東京・表参道のGYRE GALLERYでは、同ギャラリーとしては6年ぶりの展覧会、『アニッシュ・カプーア_奪われた自由への眼差し_監視社会の未来』が開催されている。ここで展示しているのは、赤を基調にしたいくつかの絵画と、床へ断片的に置かれた巨大な肉塊のようなオブジェだ。ともに生々しい赤の迫力に圧倒されるが、その赤や色についてカプーアは「赤は暗く、もちろん血ですが、内臓的な深みがあります。赤はそれ自体が詩的な存在であり、生命と死を支えるものとして神秘的です。私は常に色を表面ではなく『様相』として探求してきました。水に浸るのと同じように、色に浸りたいと思っています。色は空間を拡張します」とステートメントにて記している。
この異様、あるいは奇態とも受け止められるオブジェへと目を向けたい。時折、白も混じる暗い赤の表面の質感は血塗られた肉の塊のようで、ぐちゃぐちゃに切り刻まれた内臓を連想させる。またしばらく見ていると、マグマが噴き出して固まっているとも、得体の知れない怪物が排泄物をまき散らしているようなイメージも頭に浮かび上がる。さらに目を凝らすと一部は壁に顔料が飛び散っていて、キャンバスの地のような布に絵具が大量に塗り込まれていることも見てとれ、ソフト・スカルプチュア的な性質を帯びていることもわかる。よく知られた漆や鏡を用いた作品においても、カプーアは視覚認識や空間の概念を揺さぶってくるが、より心がダイレクトに掻き乱される。
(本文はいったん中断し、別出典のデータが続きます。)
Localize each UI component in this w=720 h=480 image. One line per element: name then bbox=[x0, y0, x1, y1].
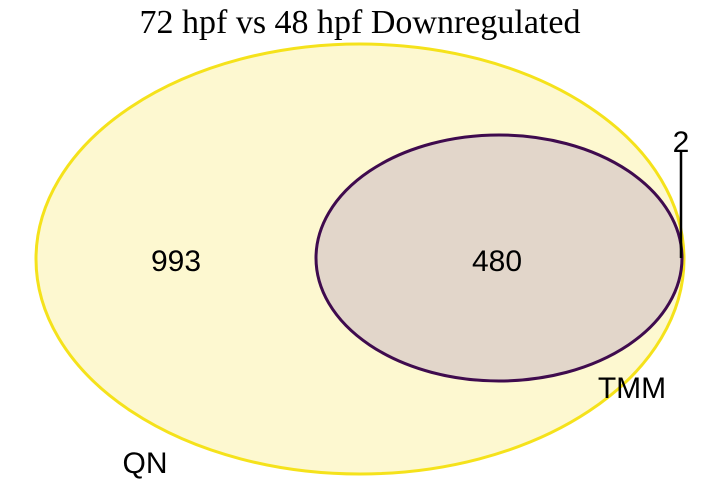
tmm-only-count: 2 bbox=[673, 126, 690, 159]
diagram-title: 72 hpf vs 48 hpf Downregulated bbox=[140, 4, 581, 41]
qn-only-count: 993 bbox=[151, 245, 201, 278]
intersection-count: 480 bbox=[472, 245, 522, 278]
set-label-tmm: TMM bbox=[598, 372, 666, 405]
set-label-qn: QN bbox=[123, 447, 168, 480]
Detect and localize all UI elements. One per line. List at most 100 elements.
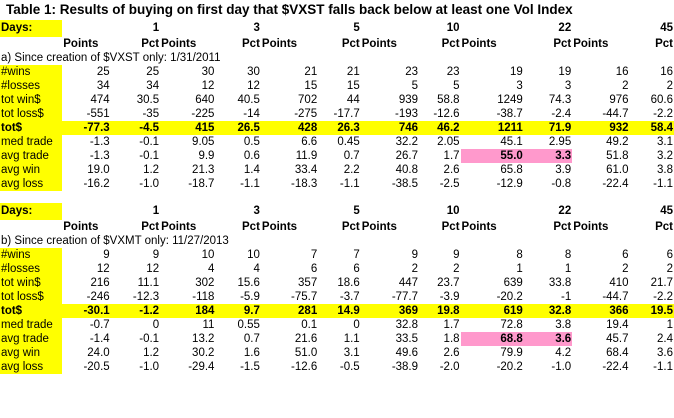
table-cell: -1.3 — [89, 136, 110, 148]
table-cell: 19.4 — [606, 319, 629, 331]
table-cell: 32.8 — [395, 319, 419, 331]
table-cell: 65.8 — [500, 164, 523, 176]
table-cell: -2.0 — [439, 361, 460, 373]
table-cell: -1.4 — [89, 333, 110, 345]
table-cell: 12 — [96, 263, 110, 275]
table-cell: 2 — [622, 80, 629, 92]
table-cell: 45.7 — [606, 333, 629, 345]
table-row: avg win 19.0 1.2 21.3 1.4 33.4 2.2 40.8 2.6 65.8 3… — [0, 163, 674, 177]
points-pct-header-row: Points Pct Points Pct Points Pct Points Pct Poin… — [0, 37, 674, 51]
table-cell: -1 — [560, 291, 572, 303]
days-value-45: 45 — [660, 22, 673, 34]
table-row: tot loss$ -246 -12.3 -118 -5.9 -75.7 -3.7 -77.7… — [0, 290, 674, 304]
table-cell: -0.5 — [339, 361, 360, 373]
table-cell: 6.6 — [301, 136, 318, 148]
table-cell: 19 — [510, 66, 523, 78]
pct-header: Pct — [655, 38, 673, 50]
table-cell: 15 — [304, 80, 318, 92]
table-cell: 11.9 — [295, 150, 318, 162]
table-cell: -1.0 — [551, 361, 572, 373]
table-cell: -14 — [243, 108, 260, 120]
table-cell: 6 — [310, 263, 318, 275]
table-cell: 12 — [247, 80, 260, 92]
points-header: Points — [161, 38, 197, 50]
table-cell: 1.1 — [343, 333, 360, 345]
table-cell: 1 — [564, 263, 572, 275]
table-cell: 24.0 — [87, 347, 110, 359]
table-cell: 19.0 — [87, 164, 110, 176]
table-title: Table 1: Results of buying on first day … — [6, 2, 573, 17]
results-table: Table 1: Results of buying on first day … — [0, 2, 674, 374]
table-cell: 45.1 — [500, 136, 523, 148]
table-cell: -5.9 — [240, 291, 260, 303]
table-cell: 640 — [195, 94, 215, 106]
table-cell: -225 — [191, 108, 215, 120]
table-cell: 26.5 — [237, 122, 260, 134]
table-cell: 0.7 — [343, 150, 360, 162]
table-row: avg loss -20.5 -1.0 -29.4 -1.5 -12.6 -0.5 -38.9… — [0, 360, 674, 374]
table-cell: 33.8 — [548, 277, 572, 289]
table-cell: 1.2 — [143, 347, 160, 359]
header-spacer — [0, 37, 62, 51]
days-value-22: 22 — [558, 205, 572, 217]
table-cell: -17.7 — [333, 108, 360, 120]
table-row: #losses 34 34 12 12 15 15 5 5 3 3 2 2 — [0, 79, 674, 93]
section-note-row: a) Since creation of $VXST only: 1/31/20… — [0, 51, 674, 65]
table-cell: -16.2 — [83, 178, 110, 190]
table-cell: 2 — [453, 263, 460, 275]
table-cell: 3.3 — [523, 149, 573, 163]
table-cell: 0.6 — [243, 150, 260, 162]
table-cell: 12 — [201, 80, 215, 92]
table-cell: 23.7 — [437, 277, 460, 289]
table-cell: 9.05 — [192, 136, 215, 148]
table-cell: 0 — [353, 319, 360, 331]
pct-header: Pct — [242, 221, 260, 233]
table-cell: -246 — [86, 291, 110, 303]
table-row: avg trade -1.3 -0.1 9.9 0.6 11.9 0.7 26.7 1.7 55.… — [0, 149, 674, 163]
table-cell: 11.1 — [137, 277, 160, 289]
row-label-tot-win: tot win$ — [0, 276, 63, 290]
table-cell: 3 — [564, 80, 572, 92]
points-header: Points — [573, 38, 609, 50]
table-cell: 9 — [103, 249, 110, 261]
table-cell: 55.0 — [460, 149, 524, 163]
table-cell: 44 — [346, 94, 360, 106]
table-cell: 0.1 — [301, 319, 318, 331]
table-cell: 6 — [622, 249, 629, 261]
table-cell: 3.6 — [523, 332, 573, 346]
points-header: Points — [161, 221, 197, 233]
table-row: tot$ -77.3 -4.5 415 26.5 428 26.3 746 46.2 1211 71… — [0, 121, 674, 135]
table-cell: -0.1 — [139, 333, 160, 345]
table-cell: 51.8 — [606, 150, 629, 162]
points-header: Points — [63, 38, 99, 50]
days-spacer — [62, 20, 110, 37]
table-cell: 0 — [152, 319, 160, 331]
table-cell: 23 — [446, 66, 460, 78]
table-cell: 25 — [96, 66, 110, 78]
table-cell: -2.2 — [653, 291, 673, 303]
table-cell: 26.3 — [337, 122, 360, 134]
table-cell: 3.1 — [343, 347, 360, 359]
table-cell: 19.5 — [650, 305, 673, 317]
table-cell: -22.4 — [602, 361, 629, 373]
pct-header: Pct — [341, 221, 360, 233]
table-cell: 2 — [622, 263, 629, 275]
table-cell: -20.5 — [83, 361, 110, 373]
table-cell: -12.9 — [496, 178, 523, 190]
table-cell: 16 — [615, 66, 629, 78]
table-cell: -44.7 — [602, 291, 629, 303]
table-row: avg loss -16.2 -1.0 -18.7 -1.1 -18.3 -1.1 -38.5… — [0, 177, 674, 191]
table-cell: -275 — [294, 108, 318, 120]
section-note-row: b) Since creation of $VXMT only: 11/27/2… — [0, 234, 674, 248]
table-cell: 2.2 — [343, 164, 360, 176]
table-cell: 3.9 — [555, 164, 572, 176]
row-label-avg-loss: avg loss — [0, 177, 63, 191]
table-cell: -20.2 — [496, 291, 523, 303]
points-header: Points — [261, 38, 298, 50]
table-cell: 32.2 — [395, 136, 419, 148]
table-cell: -0.7 — [89, 319, 110, 331]
table-cell: 0.5 — [243, 136, 260, 148]
days-value-3: 3 — [253, 22, 260, 34]
table-cell: 9 — [453, 249, 460, 261]
table-cell: 1.6 — [243, 347, 260, 359]
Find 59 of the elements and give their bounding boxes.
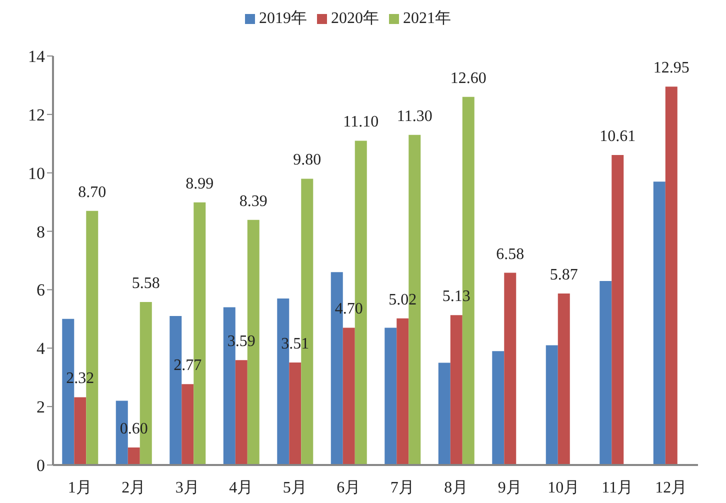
x-tick-label: 11月: [602, 479, 634, 496]
data-label: 11.30: [396, 108, 432, 125]
y-tick-label: 6: [36, 280, 45, 300]
x-tick-label: 10月: [548, 479, 580, 496]
x-tick-label: 8月: [444, 479, 468, 496]
bar: [74, 397, 86, 465]
x-tick-label: 5月: [282, 479, 307, 496]
data-label: 8.70: [78, 184, 106, 201]
y-tick-label: 2: [36, 398, 45, 417]
data-label: 6.58: [496, 246, 524, 263]
data-label: 10.61: [600, 128, 636, 146]
x-tick-label: 2月: [122, 479, 146, 496]
data-label: 3.51: [281, 335, 310, 352]
data-label: 5.87: [550, 266, 578, 284]
data-label: 2.77: [174, 357, 202, 374]
bar: [600, 280, 612, 465]
bar: [182, 384, 194, 465]
x-tick-label: 12月: [655, 479, 688, 496]
data-label: 9.80: [293, 152, 322, 169]
x-tick-label: 9月: [498, 479, 522, 496]
y-tick-label: 10: [28, 164, 45, 183]
x-tick-label: 4月: [229, 479, 254, 496]
legend-label: 2019年: [259, 10, 307, 27]
data-label: 12.95: [653, 60, 690, 77]
bar: [235, 360, 248, 465]
data-label: 5.58: [132, 274, 160, 292]
bar: [289, 362, 302, 465]
legend-label: 2021年: [403, 10, 451, 27]
data-label: 8.39: [239, 192, 268, 210]
bar: [546, 345, 558, 465]
y-tick-label: 8: [36, 222, 45, 242]
bar: [438, 362, 450, 465]
x-tick-label: 1月: [68, 479, 92, 496]
bar: [504, 272, 516, 465]
data-label: 8.99: [186, 175, 214, 192]
x-tick-label: 7月: [390, 479, 414, 496]
y-tick-label: 0: [36, 456, 45, 476]
y-tick-label: 14: [28, 47, 46, 66]
bar: [396, 318, 409, 465]
legend-label: 2020年: [331, 10, 379, 27]
bar: [558, 294, 570, 465]
x-tick-label: 3月: [175, 479, 200, 496]
bar: [653, 182, 666, 465]
data-label: 3.59: [227, 333, 256, 350]
data-label: 12.60: [450, 70, 486, 87]
bar: [342, 328, 355, 465]
y-tick-label: 12: [28, 105, 45, 124]
data-label: 4.70: [334, 300, 363, 318]
x-tick-label: 6月: [336, 479, 361, 496]
bar: [612, 155, 624, 465]
bar: [492, 351, 504, 465]
data-label: 11.10: [343, 114, 379, 131]
y-tick-label: 4: [36, 339, 46, 358]
bar: [384, 328, 397, 465]
data-label: 2.32: [66, 370, 94, 388]
bar: [665, 86, 678, 465]
bar: [128, 447, 140, 465]
bar: [450, 315, 462, 465]
data-label: 0.60: [120, 420, 148, 438]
「監視下にある人々が芸術表現をどのように解釈し、各人自ら内在している心の有り様をカプーアの作品を通していかに映し出されるのかを問いかけている」(本展キュレーター 飯田高誉)をテーマとする本展。「天井の無い監獄の誕生」、「ビッグブラザー」、「全体性という怪物」など、ミシェル・フーコーやジョージ・オーウェル、ロラン・バルトらの作品を引用した3つの章から構成されている。またGYREのアトリウムでは本展のコンセプトからインスピレーションを得て、アーティストチームのC田VA(小林丈人+ 髙田 光+ 太田 遼)が手がけたインスタレーションも設置されている。ホワイトキューブを侵食するようにインパクトのある作品を並べ、カオスに満ちた状況を生み出した事件とも呼べる展示を見逃さないようにしたい。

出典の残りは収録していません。